Musquin has won a battle, but can he win the war?

After standing on the podium in eight of the first 10 races, Musquin finally showed the field he was capable of winning in Indy when he grabbed the holeshot and led every lap on the way to Victory Lane. He was never seriously challenged and it was the Musquin that Supercross fans expected to see all season.

It was a long time coming. Musquin must have felt like victory was just around the corner after finishing second in the overall standings in Anaheim II’s Triple Crown race. He was third in the first Main that night and second in the last two Mains.

As it turned out, that single race defined his season until last week. Musquin stood on the podium all night, but he finished two spots behind Cooper Webb in the first Main and was one spot back in the second. It was only as time ran out that he was able to beat Webb by a single spot in the third Main. If Musquin had won either of the first two Mains, he would have had the overall victory – denying Webb his first career win in the process.

Webb’s Anaheim win revitalized the rider and gave him the confidence to rattle off four more wins in the next seven races.

Meanwhile, Musquin scored podium finishes in the next seven races, making him almost perfect. In another season, a record like that would have been enough to give him a comfortable points lead. In 2019, he sit 14 markers out of first, which is the points’ equivalent of the difference between first and 11th in one race. In other words, Webb cannot lose the points lead at Seattle unless he finishes outside the top 10 while his teammate wins.

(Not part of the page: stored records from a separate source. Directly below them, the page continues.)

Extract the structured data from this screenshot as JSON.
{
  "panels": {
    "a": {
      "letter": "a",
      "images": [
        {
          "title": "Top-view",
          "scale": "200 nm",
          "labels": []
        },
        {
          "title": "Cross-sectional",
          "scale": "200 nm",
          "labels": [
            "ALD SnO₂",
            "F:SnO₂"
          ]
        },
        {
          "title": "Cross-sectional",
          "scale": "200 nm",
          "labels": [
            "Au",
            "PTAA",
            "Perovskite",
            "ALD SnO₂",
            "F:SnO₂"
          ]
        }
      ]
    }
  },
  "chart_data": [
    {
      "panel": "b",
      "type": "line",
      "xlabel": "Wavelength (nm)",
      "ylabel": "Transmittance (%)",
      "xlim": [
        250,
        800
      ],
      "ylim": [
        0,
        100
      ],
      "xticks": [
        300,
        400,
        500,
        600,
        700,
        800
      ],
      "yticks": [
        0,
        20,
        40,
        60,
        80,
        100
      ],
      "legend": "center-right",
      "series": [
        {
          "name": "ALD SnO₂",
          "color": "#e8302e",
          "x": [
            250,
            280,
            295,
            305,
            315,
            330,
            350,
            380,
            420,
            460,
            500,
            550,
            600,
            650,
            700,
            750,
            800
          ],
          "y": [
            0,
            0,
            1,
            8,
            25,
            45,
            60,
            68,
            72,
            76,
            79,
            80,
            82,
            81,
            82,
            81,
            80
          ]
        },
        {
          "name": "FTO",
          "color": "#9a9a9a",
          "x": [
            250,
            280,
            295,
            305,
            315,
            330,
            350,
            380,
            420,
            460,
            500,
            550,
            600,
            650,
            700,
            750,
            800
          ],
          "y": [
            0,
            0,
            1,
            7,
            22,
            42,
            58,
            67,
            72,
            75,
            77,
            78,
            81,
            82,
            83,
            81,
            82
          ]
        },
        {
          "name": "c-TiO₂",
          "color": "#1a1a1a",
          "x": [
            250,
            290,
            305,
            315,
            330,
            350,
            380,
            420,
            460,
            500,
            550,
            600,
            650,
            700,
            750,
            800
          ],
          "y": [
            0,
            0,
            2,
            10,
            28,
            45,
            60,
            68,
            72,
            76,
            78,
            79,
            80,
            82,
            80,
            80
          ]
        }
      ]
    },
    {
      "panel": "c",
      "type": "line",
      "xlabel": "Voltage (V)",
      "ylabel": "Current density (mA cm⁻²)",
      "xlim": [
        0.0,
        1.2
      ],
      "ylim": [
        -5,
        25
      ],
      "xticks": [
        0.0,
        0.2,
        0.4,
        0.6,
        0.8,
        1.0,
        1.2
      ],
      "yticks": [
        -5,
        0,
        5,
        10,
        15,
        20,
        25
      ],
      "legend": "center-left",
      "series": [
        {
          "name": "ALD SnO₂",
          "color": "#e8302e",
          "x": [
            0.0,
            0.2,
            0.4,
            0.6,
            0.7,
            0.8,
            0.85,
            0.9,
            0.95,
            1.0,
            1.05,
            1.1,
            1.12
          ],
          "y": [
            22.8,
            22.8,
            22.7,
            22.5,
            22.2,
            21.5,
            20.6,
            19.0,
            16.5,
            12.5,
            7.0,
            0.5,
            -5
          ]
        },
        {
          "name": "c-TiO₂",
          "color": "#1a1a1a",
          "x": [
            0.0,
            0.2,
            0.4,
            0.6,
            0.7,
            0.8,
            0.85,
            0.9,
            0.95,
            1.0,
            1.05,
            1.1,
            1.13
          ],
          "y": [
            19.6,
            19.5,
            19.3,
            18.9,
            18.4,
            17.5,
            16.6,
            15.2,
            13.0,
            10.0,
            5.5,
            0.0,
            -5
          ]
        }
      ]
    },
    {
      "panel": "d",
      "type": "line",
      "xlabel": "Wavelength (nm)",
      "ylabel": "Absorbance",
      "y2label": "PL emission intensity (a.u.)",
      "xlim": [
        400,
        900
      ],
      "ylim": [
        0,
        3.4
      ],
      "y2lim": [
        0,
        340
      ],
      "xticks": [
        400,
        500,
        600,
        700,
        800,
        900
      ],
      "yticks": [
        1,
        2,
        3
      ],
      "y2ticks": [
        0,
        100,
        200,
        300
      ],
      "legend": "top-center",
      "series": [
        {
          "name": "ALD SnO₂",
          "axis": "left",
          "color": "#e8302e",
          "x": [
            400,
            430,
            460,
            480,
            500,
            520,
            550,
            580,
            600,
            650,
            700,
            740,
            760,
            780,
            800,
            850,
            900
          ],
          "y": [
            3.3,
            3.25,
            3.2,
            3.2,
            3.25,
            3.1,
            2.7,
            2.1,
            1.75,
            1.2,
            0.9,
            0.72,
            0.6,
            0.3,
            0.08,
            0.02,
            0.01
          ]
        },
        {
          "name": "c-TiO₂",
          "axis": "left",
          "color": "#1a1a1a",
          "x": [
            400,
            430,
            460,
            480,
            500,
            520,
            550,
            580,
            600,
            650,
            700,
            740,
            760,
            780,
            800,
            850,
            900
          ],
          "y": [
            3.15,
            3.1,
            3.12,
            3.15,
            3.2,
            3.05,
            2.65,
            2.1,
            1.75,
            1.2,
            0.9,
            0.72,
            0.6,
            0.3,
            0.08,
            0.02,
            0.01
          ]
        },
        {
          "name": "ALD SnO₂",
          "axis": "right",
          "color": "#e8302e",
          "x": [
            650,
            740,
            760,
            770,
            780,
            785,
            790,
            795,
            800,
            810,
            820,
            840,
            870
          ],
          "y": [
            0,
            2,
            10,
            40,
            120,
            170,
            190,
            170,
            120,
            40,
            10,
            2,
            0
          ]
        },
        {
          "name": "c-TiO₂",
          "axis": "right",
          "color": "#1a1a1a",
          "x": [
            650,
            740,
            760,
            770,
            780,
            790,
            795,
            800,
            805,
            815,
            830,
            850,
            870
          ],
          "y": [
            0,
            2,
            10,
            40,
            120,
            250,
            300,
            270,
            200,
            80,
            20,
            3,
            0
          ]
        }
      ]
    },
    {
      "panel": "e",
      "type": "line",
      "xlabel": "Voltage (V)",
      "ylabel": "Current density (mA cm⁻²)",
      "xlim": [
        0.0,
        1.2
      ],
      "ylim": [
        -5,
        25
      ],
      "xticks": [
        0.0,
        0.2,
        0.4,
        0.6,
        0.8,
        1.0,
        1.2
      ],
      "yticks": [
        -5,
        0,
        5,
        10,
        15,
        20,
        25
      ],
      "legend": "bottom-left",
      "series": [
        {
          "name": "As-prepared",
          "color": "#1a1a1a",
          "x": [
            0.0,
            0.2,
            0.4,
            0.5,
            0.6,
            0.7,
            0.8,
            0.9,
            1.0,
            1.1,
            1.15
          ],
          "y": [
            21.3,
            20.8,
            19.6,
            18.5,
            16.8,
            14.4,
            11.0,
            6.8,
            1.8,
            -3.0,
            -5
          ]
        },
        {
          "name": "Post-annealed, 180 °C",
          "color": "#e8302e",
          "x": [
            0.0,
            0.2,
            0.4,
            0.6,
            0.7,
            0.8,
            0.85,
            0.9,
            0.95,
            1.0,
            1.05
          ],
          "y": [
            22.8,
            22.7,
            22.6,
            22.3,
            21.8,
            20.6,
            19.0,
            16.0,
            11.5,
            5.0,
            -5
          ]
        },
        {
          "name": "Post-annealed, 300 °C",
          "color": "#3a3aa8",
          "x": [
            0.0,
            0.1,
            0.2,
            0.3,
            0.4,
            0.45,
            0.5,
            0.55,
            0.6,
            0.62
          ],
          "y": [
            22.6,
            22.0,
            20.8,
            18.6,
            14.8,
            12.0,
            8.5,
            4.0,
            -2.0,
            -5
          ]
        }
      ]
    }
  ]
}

Looking at the numbers another way the scenario is not quite as hopeless. Musquin needs to shave only 2.3 points off Webb’s lead each week to win the championship. Three points separate first and second. Five points differentiates first from third, which is where Webb finished in Indianapolis. Webb is vulnerable as his 10th-place finish at Glendale and an eighth at San Diego attest.

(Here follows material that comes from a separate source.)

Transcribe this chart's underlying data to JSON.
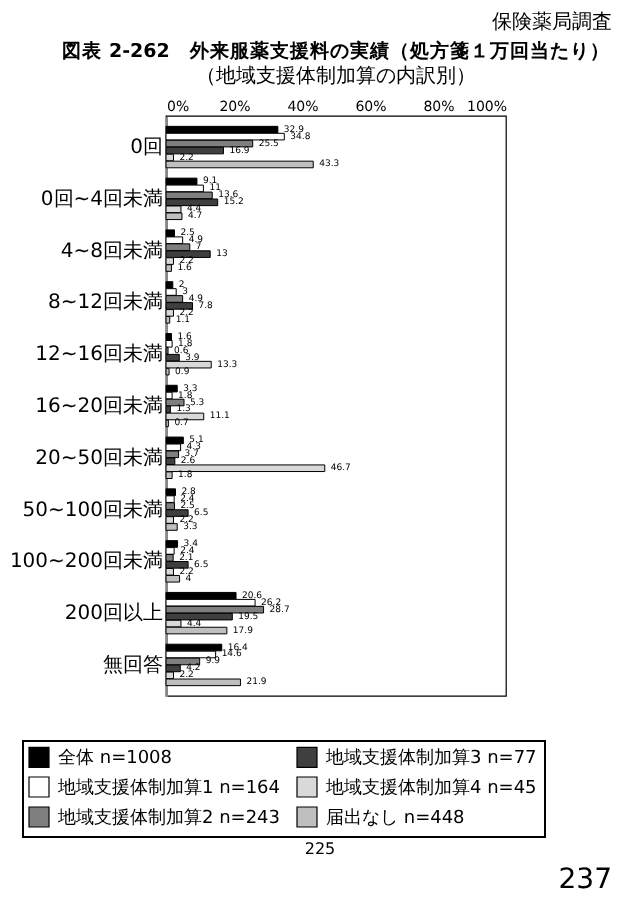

Those bobbles came early and Webb seems to have forgotten how to make a mistake.

A third-place is Webb’s worst finish in the last six weeks and since Anaheim II when Musquin started his impressive string of podium finishes, Webb has recorded an average finish of 2.2. That came with a worst finish of eighth on an extremely muddy and heavy track in San Diego. Musquin has a worst finish of only sixth, but his average of 2.8 still lags behind Webb.

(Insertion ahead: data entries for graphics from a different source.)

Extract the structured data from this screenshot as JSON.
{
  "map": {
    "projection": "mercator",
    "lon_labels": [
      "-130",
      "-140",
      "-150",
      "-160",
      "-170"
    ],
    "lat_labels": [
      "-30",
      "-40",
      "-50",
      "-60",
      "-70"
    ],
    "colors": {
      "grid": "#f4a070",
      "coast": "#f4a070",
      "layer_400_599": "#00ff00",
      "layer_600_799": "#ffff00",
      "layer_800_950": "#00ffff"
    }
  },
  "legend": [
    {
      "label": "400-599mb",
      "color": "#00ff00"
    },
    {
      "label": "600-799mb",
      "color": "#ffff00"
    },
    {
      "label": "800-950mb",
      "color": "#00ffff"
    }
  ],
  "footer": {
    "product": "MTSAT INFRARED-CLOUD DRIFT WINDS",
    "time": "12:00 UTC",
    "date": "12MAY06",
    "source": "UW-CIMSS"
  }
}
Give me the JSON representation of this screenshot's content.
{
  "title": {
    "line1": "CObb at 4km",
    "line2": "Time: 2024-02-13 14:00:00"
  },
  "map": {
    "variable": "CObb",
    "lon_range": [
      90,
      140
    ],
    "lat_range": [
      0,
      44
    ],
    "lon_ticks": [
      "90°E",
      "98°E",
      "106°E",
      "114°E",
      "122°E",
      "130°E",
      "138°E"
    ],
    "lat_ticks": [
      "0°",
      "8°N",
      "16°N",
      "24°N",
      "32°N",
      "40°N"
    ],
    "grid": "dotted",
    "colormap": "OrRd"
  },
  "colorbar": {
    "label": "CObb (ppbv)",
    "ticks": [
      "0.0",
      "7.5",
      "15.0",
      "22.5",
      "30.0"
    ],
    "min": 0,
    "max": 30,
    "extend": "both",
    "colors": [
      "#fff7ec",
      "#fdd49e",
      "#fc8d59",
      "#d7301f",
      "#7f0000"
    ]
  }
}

Worse still, since Anaheim II Musquin has finished behind Webb in every race except for the outlier of San Diego.

It is no longer a question of keeping pressure on Webb. Musquin cannot expect his teammate to make a mistake; he has to find a way to pass him on the track. If Webb adds only two points to his lead at Seattle, Musquin’s fate would no longer be in his hands. He would need to gain 3.2 points per race. With that scenario, Webb could finish one spot behind Musquin every week and still win the championship.